A possibilidade de internalização de ordens será discutida a partir de estudos complementares pela CVM e, no momento, não foi objeto de regulamentação específica pela norma. A análise sobre internalização de ordens envolve diversos aspectos relevantes, como o enxugamento de liquidez do livro de ordens, o impacto na formação dos preços, regras de transparência dos negócios realizados, dentre outros. 

Vale destacar que a CVM autorizou o Retail Liquidity Provider (RLP), um formato de internalização que vem sendo monitorado pela Autarquia, estruturado experimentalmente dentro de entidade administradora de mercados organizados. Recentemente, tal autorização teve seu prazo ampliado e foi estendida a um número maior de valores mobiliários. Assim, a Autarquia decidiu, sem comprometer a edição da Resolução CVM 135, prosseguir com os estudos sobre a internalização de ordens com o objetivo de avaliar a melhor forma de promover a incorporação definitiva do tema no arcabouço regulatório.

Demais alterações

Em razão dos comentários recebidos do público, destacam-se, ainda, as seguintes alterações:

  • permissão para que procedimentos específicos de negociação possam ser desenvolvidos pelas entidades administradoras de mercado organizado de bolsa, mediante prévia aprovação da CVM;
  • listagem obrigatória somente no caso dos valores mobiliários indicados na norma, tendo o tratamento da listagem do emissor e da admissão de valor mobiliário à negociação como atos distintos; e
  • permissão para que qualquer investidor negocie valores mobiliários por meio de telas de acesso a sistemas de bolsa estrangeiras, em linha com as iniciativas adotadas pela CVM quanto à flexibilização do acesso pelos investidores a valores mobiliários negociados em outros mercados.

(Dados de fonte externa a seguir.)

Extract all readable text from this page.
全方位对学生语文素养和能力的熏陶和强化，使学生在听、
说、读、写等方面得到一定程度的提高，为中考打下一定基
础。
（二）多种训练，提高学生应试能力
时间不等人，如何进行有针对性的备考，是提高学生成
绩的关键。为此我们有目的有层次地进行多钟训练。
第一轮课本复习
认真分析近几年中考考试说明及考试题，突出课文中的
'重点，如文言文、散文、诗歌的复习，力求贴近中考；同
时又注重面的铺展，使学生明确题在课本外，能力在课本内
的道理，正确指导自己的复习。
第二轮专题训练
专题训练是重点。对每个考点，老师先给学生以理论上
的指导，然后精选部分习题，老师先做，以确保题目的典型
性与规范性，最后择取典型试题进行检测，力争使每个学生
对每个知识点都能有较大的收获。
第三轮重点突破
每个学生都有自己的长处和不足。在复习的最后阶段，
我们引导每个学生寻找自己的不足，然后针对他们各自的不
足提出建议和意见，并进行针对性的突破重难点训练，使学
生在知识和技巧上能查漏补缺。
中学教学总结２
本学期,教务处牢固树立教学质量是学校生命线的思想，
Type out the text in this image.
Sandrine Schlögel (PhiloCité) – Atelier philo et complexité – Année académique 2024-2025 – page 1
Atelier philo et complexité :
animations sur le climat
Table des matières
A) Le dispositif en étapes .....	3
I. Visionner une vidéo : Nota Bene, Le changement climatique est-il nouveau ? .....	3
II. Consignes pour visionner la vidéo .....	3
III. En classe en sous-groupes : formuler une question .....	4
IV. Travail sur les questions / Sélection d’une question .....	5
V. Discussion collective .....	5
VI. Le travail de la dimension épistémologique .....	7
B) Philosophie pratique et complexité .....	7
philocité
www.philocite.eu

Ressalta-se que, em razão do Decreto 10.139, de 19/11/2019, a Resolução CVM 135 inclui no inciso XIV do art. 2º e nos Anexos Normativos I a III, respectivamente, a revisão e consolidação, com ajustes pontuais que não acarretam alteração de mérito, da Nota Explicativa CVM 24, da Instrução CVM 283, da Instrução CVM 467 e da Instrução CVM 330.

Resolução 133

A edição da Resolução CVM 133 resulta, exclusivamente, do processo de revisão e consolidação da Instrução CVM 384, demandado pelo Decreto 10.139. A norma dispõe sobre a atividade de formador de mercado para valores mobiliários em mercado organizado, tendo sido realizados ajustes pontuais, que não acarretaram alterações de mérito.

Atenção

A Resolução CVM 133 entra em vigor em 1/7/2022, a Resolução CVM 134, em 2/1/2023, e a Resolução CVM 135, em 1/9/2022.